Ulysse Nardin leads the way
A brief reminder of how silicon made its way into watch movements has to begin with Ulysse Nardin. When in 2001 the brand presented the Freak, it equipped this groundbreaking watch with a suitably revolutionary calibre, both in construction and materials as this was the first movement to incorporate silicon. Shortly after, Ulysse Nardin set up Sigatec to further its lead in this new technology. When the competition finally got over the shock, it did so in the form of a consortium whose members, Patek Philippe, Rolex and Swatch Group, set out to explore silicon’s potential with the help of the Centre Suisse d’Electronique et de Microtechnique. After all, what’s not to like in silicon? Hard and light, it is unaffected by magnetic fields or variations in temperature, has very low friction and therefore needs little to no lubricant, and can be cut with remarkable precision using deep reactive ion etching (DRIE). And so it was that in 2005, Patek Philippe introduced the Spiromax balance spring in monocrystalline silicon. A year later, Breguet announced its silicon escapement and, in 2010, a silicon balance spring. Other Swatch Group brands followed suit, including Blancpain, Omega and, more recently, Tissot and Mido. Last of the three, Rolex took the leap in 2014 with the Syloxi balance spring in the Calibre 2236 that equipped the Oyster Perpetual Datejust Pearlmaster 34.
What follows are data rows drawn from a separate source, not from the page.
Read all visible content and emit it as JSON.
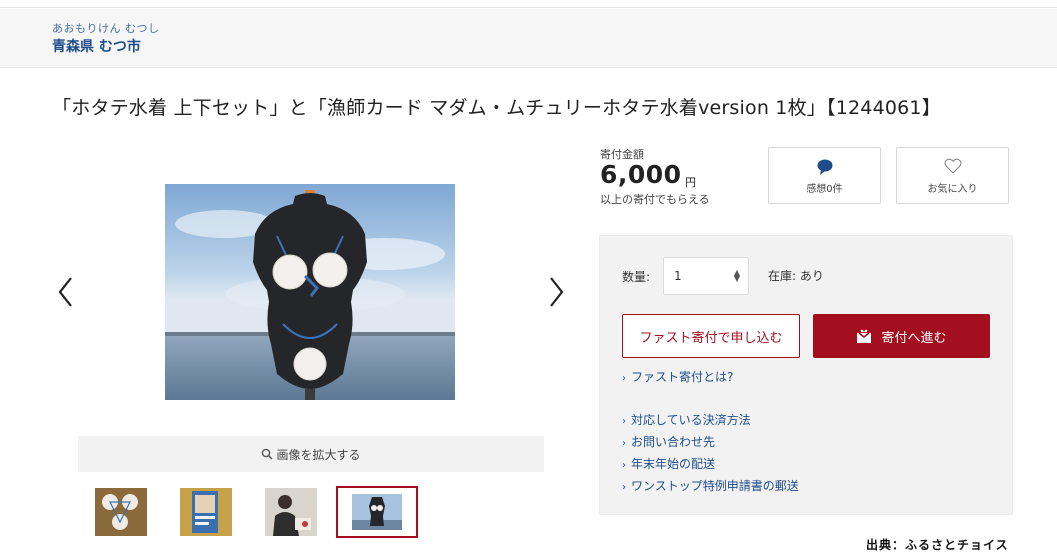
{
  "municipality": {
    "kana": "あおもりけん むつし",
    "name": "青森県 むつ市"
  },
  "product": {
    "title": "「ホタテ水着 上下セット」と「漁師カード マダム・ムチュリーホタテ水着version 1枚」【1244061】"
  },
  "gallery": {
    "zoom_label": "画像を拡大する",
    "thumbnail_count": 4,
    "active_thumbnail": 4
  },
  "donation": {
    "amount_label": "寄付金額",
    "amount": "6,000",
    "unit": "円",
    "note": "以上の寄付でもらえる"
  },
  "impressions": {
    "label": "感想0件"
  },
  "favorite": {
    "label": "お気に入り"
  },
  "order": {
    "quantity_label": "数量:",
    "quantity_value": "1",
    "stock_label": "在庫: あり",
    "fast_button": "ファスト寄付で申し込む",
    "proceed_button": "寄付へ進む"
  },
  "links": [
    "ファスト寄付とは?",
    "対応している決済方法",
    "お問い合わせ先",
    "年末年始の配送",
    "ワンストップ特例申請書の郵送"
  ],
  "credit": "出典：ふるさとチョイス",
  "colors": {
    "accent_red": "#a30f1f",
    "link_blue": "#1f4d8c",
    "panel_gray": "#f2f2f2"
  },
  "icons": {
    "prev": "chevron-left-icon",
    "next": "chevron-right-icon",
    "zoom": "magnifier-icon",
    "impressions": "speech-bubble-icon",
    "favorite": "heart-icon",
    "proceed": "gift-icon",
    "link": "chevron-right-icon"
  }
}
Silicon has become an integral part of Haute Horlogerie movements, and even opens up new perspectives.
For or against?
This list, which could go on, shows the extent to which silicon has become an integral part of Haute Horlogerie movements. It also opens up new perspectives, illustrated by Girard-Perregaux’s constant escapement that would never have seen daylight otherwise. The first “adventures in silicon”, in the early 2000s, were part of a drive to become less dependent on Nivarox (Swatch Group) and its metal balance springs. Since then, the proliferation of silicon parts has sparked something of a standoff between ancients and moderns. For the guardians of tradition, there is no room inside a movement for materials which cannot be repaired, whose properties cannot be guaranteed over the long term, and which undermine the belief that a movement must always be adjusted by a watchmaker. Whatever your view, silicon components have never been higher on movement constructors’ agenda, irrespective of brand. The patents which the aforementioned consortium filed for a balance spring, which run until 2020 to 2022 depending on the country, leave no doubt about the importance of silicon and its weight in the watch industry today.